We previously reported that DX‐8951f, a novel water‐soluble camptothecin analog, significantly inhibits the growth of various human and murine tumors in vitro and in vivo. The antitumor effects and topoisomerase I inhibitory activity of DX‐8951f are stronger than those of other current camptothecin analogs. In this study, we established an SN‐38‐resistant cell line, PC‐6/SN2‐5, from the human oat cell carcinoma PC‐6 cell line by a stepwise selection system, investigated the mechanism of resistance of this cell line and then compared the antitumor activity of camptothecin analogs against the cell line. PC‐6/SN2‐5 cells were resistant to SN‐38 (32‐fold) and SK&F104864 (topotecan; 14‐fold), but barely resistant to CPT‐11 (3‐fold) and DX‐8951f (2‐fold).

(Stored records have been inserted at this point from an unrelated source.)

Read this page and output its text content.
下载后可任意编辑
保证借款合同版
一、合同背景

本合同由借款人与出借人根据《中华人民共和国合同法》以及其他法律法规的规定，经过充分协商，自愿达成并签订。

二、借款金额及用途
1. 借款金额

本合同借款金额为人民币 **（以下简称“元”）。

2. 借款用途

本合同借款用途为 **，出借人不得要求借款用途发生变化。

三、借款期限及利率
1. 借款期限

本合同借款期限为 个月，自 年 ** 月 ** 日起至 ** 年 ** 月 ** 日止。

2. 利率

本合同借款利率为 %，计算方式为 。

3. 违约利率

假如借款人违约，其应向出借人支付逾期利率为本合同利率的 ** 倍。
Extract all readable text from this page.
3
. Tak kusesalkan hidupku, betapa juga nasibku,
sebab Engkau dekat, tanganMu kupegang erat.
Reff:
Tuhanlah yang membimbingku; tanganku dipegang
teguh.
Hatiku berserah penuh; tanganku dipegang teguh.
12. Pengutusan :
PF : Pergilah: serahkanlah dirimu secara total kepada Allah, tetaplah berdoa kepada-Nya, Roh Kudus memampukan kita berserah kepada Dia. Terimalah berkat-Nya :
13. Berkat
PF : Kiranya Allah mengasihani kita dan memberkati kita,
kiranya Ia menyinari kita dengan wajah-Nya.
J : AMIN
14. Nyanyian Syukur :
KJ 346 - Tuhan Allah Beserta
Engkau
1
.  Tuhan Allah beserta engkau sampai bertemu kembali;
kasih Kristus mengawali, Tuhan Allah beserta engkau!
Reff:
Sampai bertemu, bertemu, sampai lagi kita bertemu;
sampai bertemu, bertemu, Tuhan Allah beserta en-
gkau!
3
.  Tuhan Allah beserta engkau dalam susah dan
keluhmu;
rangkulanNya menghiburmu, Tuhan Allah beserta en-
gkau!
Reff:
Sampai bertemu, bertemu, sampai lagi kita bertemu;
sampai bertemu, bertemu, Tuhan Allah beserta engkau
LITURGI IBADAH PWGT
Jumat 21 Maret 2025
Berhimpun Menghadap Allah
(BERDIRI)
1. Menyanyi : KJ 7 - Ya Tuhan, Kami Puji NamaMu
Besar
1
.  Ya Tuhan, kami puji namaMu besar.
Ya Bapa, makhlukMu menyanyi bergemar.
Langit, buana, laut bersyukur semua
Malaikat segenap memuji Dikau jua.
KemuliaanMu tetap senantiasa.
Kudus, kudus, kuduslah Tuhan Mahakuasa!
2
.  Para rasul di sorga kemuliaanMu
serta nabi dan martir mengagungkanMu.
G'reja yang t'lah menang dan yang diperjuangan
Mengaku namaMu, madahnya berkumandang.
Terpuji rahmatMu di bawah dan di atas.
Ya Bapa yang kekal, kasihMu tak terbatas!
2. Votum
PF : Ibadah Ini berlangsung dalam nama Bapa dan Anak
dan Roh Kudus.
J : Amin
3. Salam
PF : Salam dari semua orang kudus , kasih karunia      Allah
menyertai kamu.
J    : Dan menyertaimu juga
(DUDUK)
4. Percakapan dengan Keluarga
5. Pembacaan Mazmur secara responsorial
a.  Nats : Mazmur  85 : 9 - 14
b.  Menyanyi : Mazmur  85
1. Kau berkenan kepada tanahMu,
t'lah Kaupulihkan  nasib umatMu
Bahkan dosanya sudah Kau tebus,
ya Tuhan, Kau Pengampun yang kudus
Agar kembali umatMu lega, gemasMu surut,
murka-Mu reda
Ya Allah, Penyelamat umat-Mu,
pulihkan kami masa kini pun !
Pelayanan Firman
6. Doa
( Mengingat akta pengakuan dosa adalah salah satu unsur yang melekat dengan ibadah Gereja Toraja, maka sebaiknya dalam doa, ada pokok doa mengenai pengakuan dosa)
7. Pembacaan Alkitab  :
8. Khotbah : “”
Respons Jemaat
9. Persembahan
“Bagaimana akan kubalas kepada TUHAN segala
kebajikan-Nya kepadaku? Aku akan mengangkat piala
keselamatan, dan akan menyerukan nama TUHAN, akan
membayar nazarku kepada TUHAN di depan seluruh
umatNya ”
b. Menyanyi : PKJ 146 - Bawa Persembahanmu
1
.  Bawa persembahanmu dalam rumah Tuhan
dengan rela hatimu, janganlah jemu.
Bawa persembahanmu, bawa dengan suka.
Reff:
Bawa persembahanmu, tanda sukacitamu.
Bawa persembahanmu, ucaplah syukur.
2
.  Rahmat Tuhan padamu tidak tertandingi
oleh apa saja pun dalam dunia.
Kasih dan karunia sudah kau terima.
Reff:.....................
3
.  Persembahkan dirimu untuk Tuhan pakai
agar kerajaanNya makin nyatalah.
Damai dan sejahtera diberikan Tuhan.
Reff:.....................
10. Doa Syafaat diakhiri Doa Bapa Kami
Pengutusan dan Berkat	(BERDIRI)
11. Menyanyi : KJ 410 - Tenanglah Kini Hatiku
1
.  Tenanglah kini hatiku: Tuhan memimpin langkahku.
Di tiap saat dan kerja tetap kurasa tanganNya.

Topoisomerase I protein levels and topoisomerase I activities of parental cells were similar to those of resistant cells. Determination of the cellular drug concentration by either flow cytometric analysis or the high‐performance liquid chromatography method confirmed that the cellular accumulation of SN‐38 and topotecan was significantly reduced in PC‐6/SN2‐5 cells, whereas that of DX‐8951f was only slightly reduced. Furthermore, DX‐895lf stabilized the cleavable complex formations in intact PC‐6/SN2‐5 cells as well as in parental cells, but SN‐38 and topotecan did not in the resistant cells. Our data suggest that PC‐6/SN2‐5 cells may have acquired resistance to camptothecin analogs by a decrease in intracellular drug accumulation and that DX‐8951f may have the potency to overcome such a type of resistance mechanism induced by camptothecin compounds. Int. J. Cancer 72:680–686, 1997.